Survoler la ville ?

Bruxelles est la Région la plus densément peuplée du pays et c’est pourtant au-dessus de la capitale que l’on envoie délibérément un très grand nombre d’avions, qui portent ainsi atteinte à la santé d’un maximum de citoyens. La route du canal traverse même Bruxelles de part en part. Cela fait 15 ans de plaintes. La cartographie globale se trouve ICI et Droit de suite vient de livrer un résumé de la situation. Toutefois, un avion de moins au-dessus de Bruxelles, c’est nécessairement un avion de plus au-dessus de la Flandre. C’est ainsi que le dossier du survol est devenu source de conflit entre Régions et peine à être résolu par le fédéral, qui se contente de payer de lourdes amendes, plutôt que de respecter les normes de bruit de la Région bruxelloise avalisée par la justice.

Il peut sembler logique de tenir compte de la densité des populations survolées lors du choix des pistes et des routes imposées aux avions par le contrôleur aérien. C’est le coeur du mémorandum de l’association Bruxelles Air Libre Brussel. Si ce critère était prioritaire, la plupart des mouvements s’effectueraient au-dessus de la périphérie nord de Bruxelles, dont les habitants ne pourraient supporter une telle exposition. Expropriation, isolation, établissement d’une zone d’interdiction de construction, tout cela a été évoqué, mais jamais mis en œuvre.

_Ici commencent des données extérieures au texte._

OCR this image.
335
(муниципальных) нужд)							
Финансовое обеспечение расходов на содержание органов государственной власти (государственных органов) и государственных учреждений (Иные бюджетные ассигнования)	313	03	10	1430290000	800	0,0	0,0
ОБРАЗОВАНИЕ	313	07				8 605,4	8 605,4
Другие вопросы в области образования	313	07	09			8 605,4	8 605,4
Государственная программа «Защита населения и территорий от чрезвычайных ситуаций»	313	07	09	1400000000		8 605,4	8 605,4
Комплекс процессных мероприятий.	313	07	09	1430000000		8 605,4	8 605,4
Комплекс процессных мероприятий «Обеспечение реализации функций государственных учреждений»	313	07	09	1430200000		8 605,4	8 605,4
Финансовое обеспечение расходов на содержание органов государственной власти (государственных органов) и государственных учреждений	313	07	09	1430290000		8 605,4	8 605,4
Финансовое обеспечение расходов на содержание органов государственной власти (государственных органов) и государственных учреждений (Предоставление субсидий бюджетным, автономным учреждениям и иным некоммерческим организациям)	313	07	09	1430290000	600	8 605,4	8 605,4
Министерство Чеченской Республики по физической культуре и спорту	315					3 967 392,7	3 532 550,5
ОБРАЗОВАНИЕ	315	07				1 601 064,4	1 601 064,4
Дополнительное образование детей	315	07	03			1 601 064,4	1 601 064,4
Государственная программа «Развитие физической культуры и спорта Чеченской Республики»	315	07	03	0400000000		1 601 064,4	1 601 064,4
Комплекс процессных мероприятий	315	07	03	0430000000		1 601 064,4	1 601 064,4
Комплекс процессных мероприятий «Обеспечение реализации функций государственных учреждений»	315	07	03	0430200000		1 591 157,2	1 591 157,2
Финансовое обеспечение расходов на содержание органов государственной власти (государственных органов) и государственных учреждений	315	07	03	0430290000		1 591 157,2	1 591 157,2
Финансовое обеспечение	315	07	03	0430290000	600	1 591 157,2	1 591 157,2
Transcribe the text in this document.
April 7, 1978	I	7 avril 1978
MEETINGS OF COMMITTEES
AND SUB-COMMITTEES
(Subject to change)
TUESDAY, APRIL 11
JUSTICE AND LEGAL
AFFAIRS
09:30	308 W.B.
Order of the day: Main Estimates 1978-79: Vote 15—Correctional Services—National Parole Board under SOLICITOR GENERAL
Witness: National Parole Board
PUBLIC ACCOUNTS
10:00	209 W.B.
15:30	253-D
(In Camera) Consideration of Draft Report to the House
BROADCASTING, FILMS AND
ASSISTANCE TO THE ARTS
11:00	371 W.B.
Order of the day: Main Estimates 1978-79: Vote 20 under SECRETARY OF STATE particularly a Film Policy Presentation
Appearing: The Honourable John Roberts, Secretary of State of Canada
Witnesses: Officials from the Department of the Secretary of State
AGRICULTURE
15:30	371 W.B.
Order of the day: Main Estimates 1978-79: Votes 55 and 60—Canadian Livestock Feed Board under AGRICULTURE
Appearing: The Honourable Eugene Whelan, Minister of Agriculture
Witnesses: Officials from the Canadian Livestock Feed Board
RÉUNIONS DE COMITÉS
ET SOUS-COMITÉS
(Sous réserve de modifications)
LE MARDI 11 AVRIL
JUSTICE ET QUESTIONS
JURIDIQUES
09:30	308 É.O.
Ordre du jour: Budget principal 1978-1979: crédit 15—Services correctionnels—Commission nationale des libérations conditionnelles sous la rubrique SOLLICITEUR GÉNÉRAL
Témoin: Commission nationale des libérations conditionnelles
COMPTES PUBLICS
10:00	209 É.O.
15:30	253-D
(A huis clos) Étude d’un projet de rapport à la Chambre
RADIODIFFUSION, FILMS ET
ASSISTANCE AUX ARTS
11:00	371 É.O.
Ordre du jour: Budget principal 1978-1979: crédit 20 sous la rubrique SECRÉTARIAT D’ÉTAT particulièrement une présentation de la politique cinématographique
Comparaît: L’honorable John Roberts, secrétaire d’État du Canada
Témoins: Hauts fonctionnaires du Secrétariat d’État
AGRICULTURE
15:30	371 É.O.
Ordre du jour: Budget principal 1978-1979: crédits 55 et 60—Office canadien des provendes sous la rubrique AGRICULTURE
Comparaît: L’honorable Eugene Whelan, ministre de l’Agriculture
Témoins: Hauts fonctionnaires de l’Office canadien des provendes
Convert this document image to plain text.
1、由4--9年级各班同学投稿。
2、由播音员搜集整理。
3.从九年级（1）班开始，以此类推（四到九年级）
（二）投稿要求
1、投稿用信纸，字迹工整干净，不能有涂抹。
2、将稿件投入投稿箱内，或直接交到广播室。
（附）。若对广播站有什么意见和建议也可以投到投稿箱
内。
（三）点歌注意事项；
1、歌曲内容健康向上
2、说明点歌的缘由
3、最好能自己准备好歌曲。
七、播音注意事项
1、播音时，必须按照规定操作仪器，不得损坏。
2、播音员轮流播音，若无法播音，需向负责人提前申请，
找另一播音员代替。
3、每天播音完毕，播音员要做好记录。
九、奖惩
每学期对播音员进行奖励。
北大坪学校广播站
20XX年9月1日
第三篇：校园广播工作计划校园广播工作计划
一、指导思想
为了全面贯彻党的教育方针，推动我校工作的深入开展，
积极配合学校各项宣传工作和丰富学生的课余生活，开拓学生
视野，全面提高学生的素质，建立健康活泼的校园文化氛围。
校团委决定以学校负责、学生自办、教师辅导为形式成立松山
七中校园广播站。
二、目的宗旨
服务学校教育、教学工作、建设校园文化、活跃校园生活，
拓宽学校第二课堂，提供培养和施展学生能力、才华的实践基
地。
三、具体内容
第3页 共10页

Le nouveau ministre fédéral de la Mobilité s’en explique ICI. La Première qui y consacre 4 dossiers à 08:45 depuis hier.

Certains estiment que l’aéroport urbain de Zaventem – dont les pistes principales se terminent à moins de 2 km d’Evere – ne pourra se maintenir si proche de la ville qu’à condition de limiter son activité: en mettant fin aux vols de courte distance, en fermant l’aéroport de 22h à 07h et refusant les avions les plus bruyants. Les avions cargo indispensables peuvent trouver leur place à Bierset et les vols low cost à Charleroi. Les trains à grande vitesse peuvent relier la plupart des grandes villes à moins de 750 km. Il doit devenir inacceptable qu’il soit moins cher d’aller à Londres en avion plutôt qu’en train. Le maintien de l’aéroport pourrait bien être à ce prix, depuis que la lutte pour le Climat est devenue prioritaire. Le gouvernement va devoir trancher.

2 réflexions sur « Survoler la ville ? »

  1. brigittevermaelen

    « La situation est un peu inextricable » revient à dire « je vais un peu trancher le noeud gordien », qu’est-ce que cela veut dire ? Je me résigne à l’impuissance politique.

    « L’animatrice – j’apprécie le terme, on se croirait dans une colonie de vacances – qui va tenter d’objectiver les émotions » : il s’agit bien d' »émotions » quand vous souffrez du bruit, du risque d’écrasement d’un avion chez vous, du non-respect des normes, du non-respect des routes officiellement établies, etc. : où le plan légal est-il invoqué ici par Gilkinet ?

    De plus, quand vous êtes dans le registre émotionnel, vous n’êtes pas rationnel et donc votre analyse devient un ressenti, non basé sur des faits, donc sujette à caution. Opinion contre opinion.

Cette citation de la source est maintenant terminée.